>These are the "realities on the ground" that lead Bush to conclude
>that Israel can have everything it wants and the Palestinians don't
>even rate being consulted. Does it signal the end of the two state
>"solution"?
Bush and Sharon's happy little confab doesn't change a damn thing. They can only implement their plans if Palestinians and the rest of the world let them. Nothing was said Wednesday that the U.S. and Israel haven't been saying for years, as Ali Abunimah points out:
"On the day of Sharon's Washington visit, Yasser Arafat issued a hyperbolic statement from his Ramallah prison predicting that Bush's guarantees would "end the peace process" and cancel all existing agreements between Israel and the Palestinians - as if there were a peace process, and signed agreements were worth more than the paper they are printed on to either Bush or Sharon.

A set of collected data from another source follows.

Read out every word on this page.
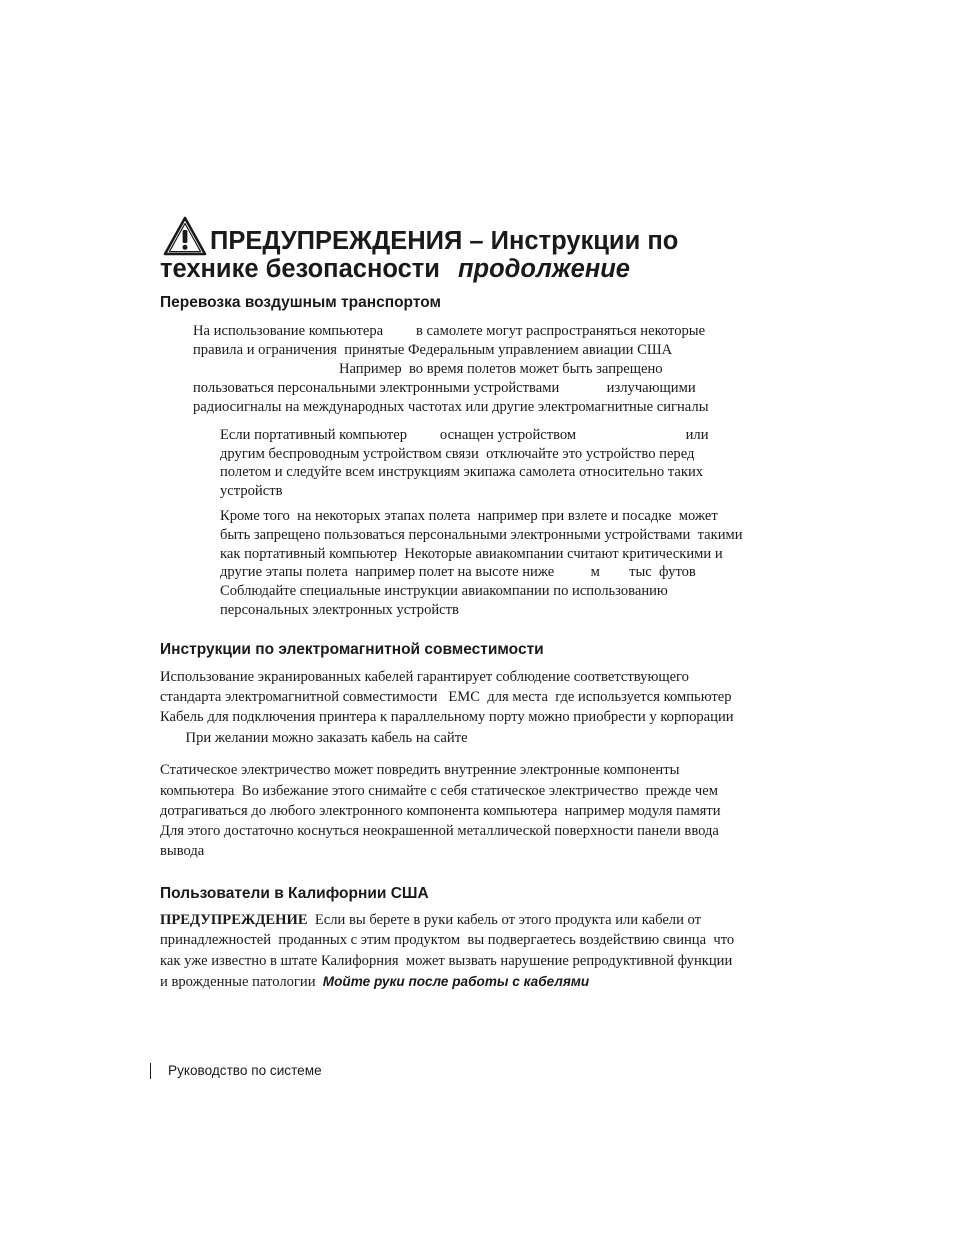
ПРЕДУПРЕЖДЕНИЯ – Инструкции по
технике безопасности продолжение
Перевозка воздушным транспортом

На использование компьютера         в самолете могут распространяться некоторые

правила и ограничения  принятые Федеральным управлением авиации США

Например  во время полетов может быть запрещено

пользоваться персональными электронными устройствами             излучающими

радиосигналы на международных частотах или другие электромагнитные сигналы

Если портативный компьютер         оснащен устройством                              или

другим беспроводным устройством связи  отключайте это устройство перед

полетом и следуйте всем инструкциям экипажа самолета относительно таких

устройств

Кроме того  на некоторых этапах полета  например при взлете и посадке  может

быть запрещено пользоваться персональными электронными устройствами  такими

как портативный компьютер  Некоторые авиакомпании считают критическими и

другие этапы полета  например полет на высоте ниже          м        тыс  футов

Соблюдайте специальные инструкции авиакомпании по использованию

персональных электронных устройств

Инструкции по электромагнитной совместимости

Использование экранированных кабелей гарантирует соблюдение соответствующего

стандарта электромагнитной совместимости   EMC  для места  где используется компьютер

Кабель для подключения принтера к параллельному порту можно приобрести у корпорации

При желании можно заказать кабель на сайте

Статическое электричество может повредить внутренние электронные компоненты

компьютера  Во избежание этого снимайте с себя статическое электричество  прежде чем

дотрагиваться до любого электронного компонента компьютера  например модуля памяти

Для этого достаточно коснуться неокрашенной металлической поверхности панели ввода

вывода

Пользователи в Калифорнии США

ПРЕДУПРЕЖДЕНИЕ  Если вы берете в руки кабель от этого продукта или кабели от

принадлежностей  проданных с этим продуктом  вы подвергаетесь воздействию свинца  что

как уже известно в штате Калифорния  может вызвать нарушение репродуктивной функции

и врожденные патологии  Мойте руки после работы с кабелями

Руководство по системе
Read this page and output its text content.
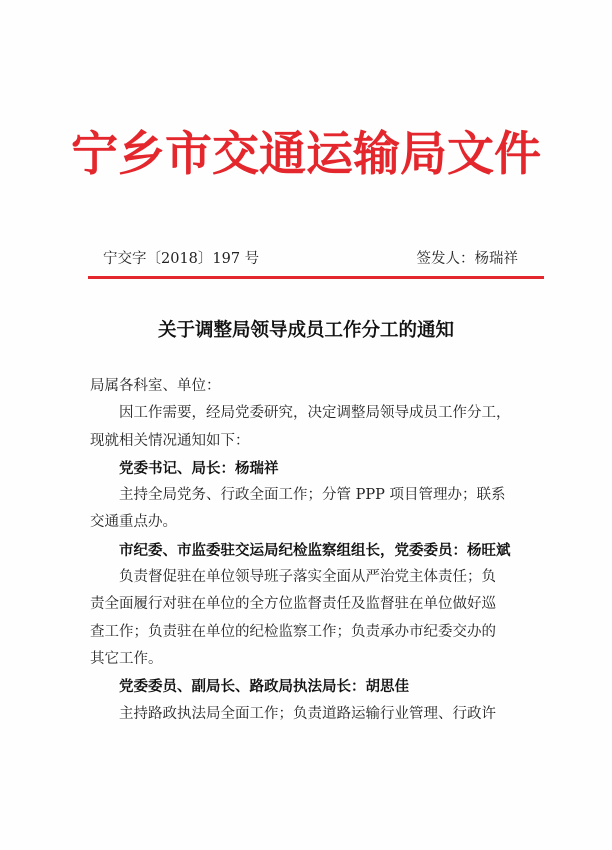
宁乡市交通运输局文件
宁交字〔2018〕197 号	签发人：杨瑞祥
关于调整局领导成员工作分工的通知

局属各科室、单位：

因工作需要，经局党委研究，决定调整局领导成员工作分工，

现就相关情况通知如下：

党委书记、局长：杨瑞祥

主持全局党务、行政全面工作；分管 PPP 项目管理办；联系

交通重点办。

市纪委、市监委驻交运局纪检监察组组长，党委委员：杨旺斌

负责督促驻在单位领导班子落实全面从严治党主体责任；负

责全面履行对驻在单位的全方位监督责任及监督驻在单位做好巡

查工作；负责驻在单位的纪检监察工作；负责承办市纪委交办的

其它工作。

党委委员、副局长、路政局执法局长：胡思佳

主持路政执法局全面工作；负责道路运输行业管理、行政许
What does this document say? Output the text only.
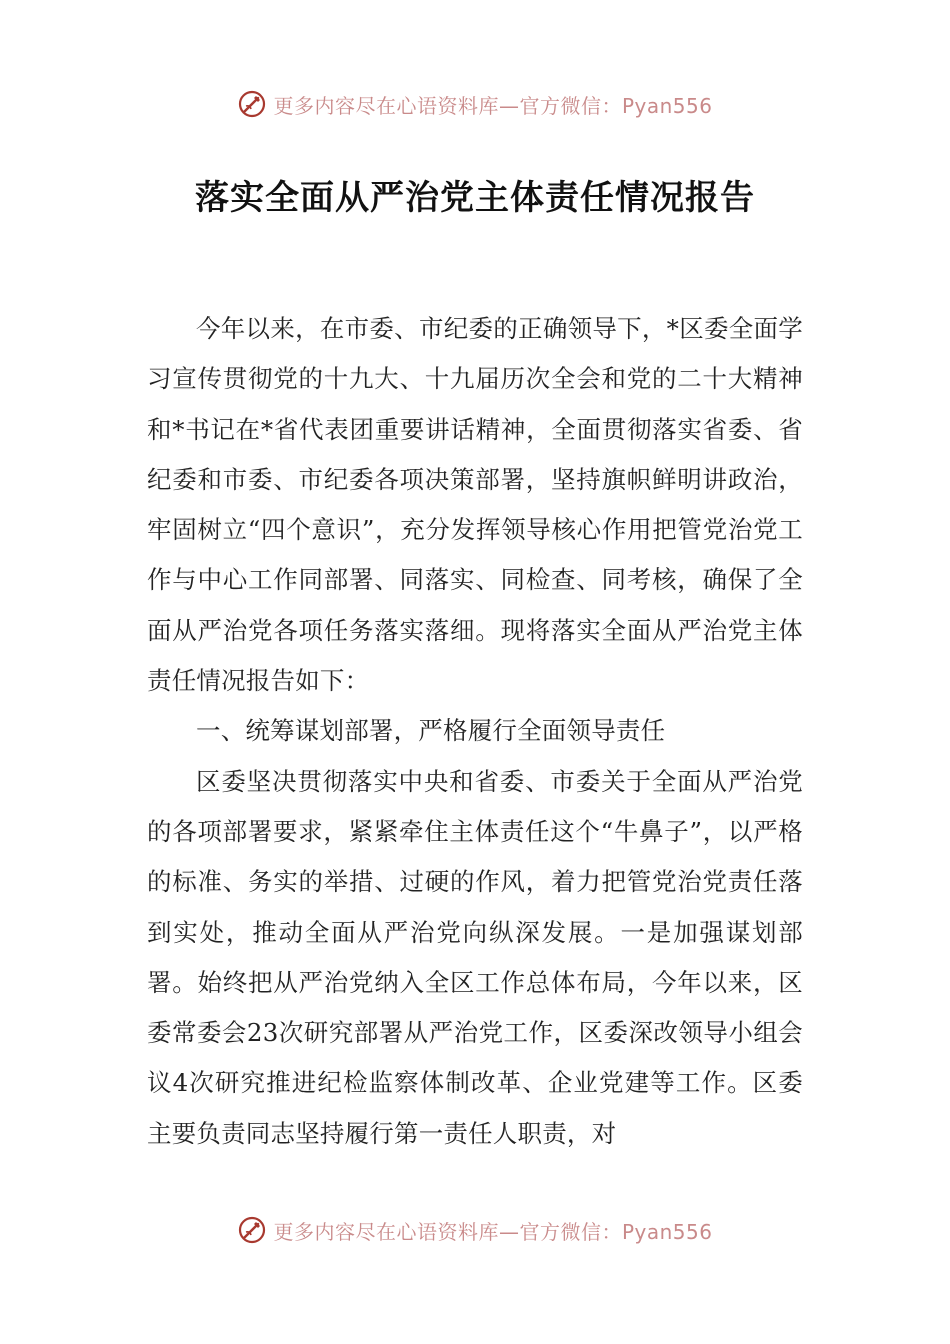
更多内容尽在心语资料库—官方微信：Pyan556
落实全面从严治党主体责任情况报告

今年以来，在市委、市纪委的正确领导下，*区委全面学习宣传贯彻党的十九大、十九届历次全会和党的二十大精神和*书记在*省代表团重要讲话精神，全面贯彻落实省委、省纪委和市委、市纪委各项决策部署，坚持旗帜鲜明讲政治，牢固树立“四个意识”，充分发挥领导核心作用把管党治党工作与中心工作同部署、同落实、同检查、同考核，确保了全面从严治党各项任务落实落细。现将落实全面从严治党主体责任情况报告如下：

一、统筹谋划部署，严格履行全面领导责任

区委坚决贯彻落实中央和省委、市委关于全面从严治党的各项部署要求，紧紧牵住主体责任这个“牛鼻子”，以严格的标准、务实的举措、过硬的作风，着力把管党治党责任落到实处，推动全面从严治党向纵深发展。一是加强谋划部署。始终把从严治党纳入全区工作总体布局，今年以来，区委常委会23次研究部署从严治党工作，区委深改领导小组会议4次研究推进纪检监察体制改革、企业党建等工作。区委主要负责同志坚持履行第一责任人职责，对

更多内容尽在心语资料库—官方微信：Pyan556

"But, really, what is all the fuss about? Sharon and Bush did not say anything new. In fact, Sharon's position indicates a significant shift towards Israel's traditional Labor-led "peace camp," while Bush simply rephrased formulas already used by former president Bill Clinton. [...] "So what if Bush is against the right of return as were Clinton and Barak? The right of return still exists and it will not disappear just because Bush and Sharon want it to. Palestinians, thank goodness, do not draw their inalienable human rights from the lips of George Bush."
http://electronicIntifada.net/v2/article2577.shtml
Besides, the two-state solution has been dead for some time.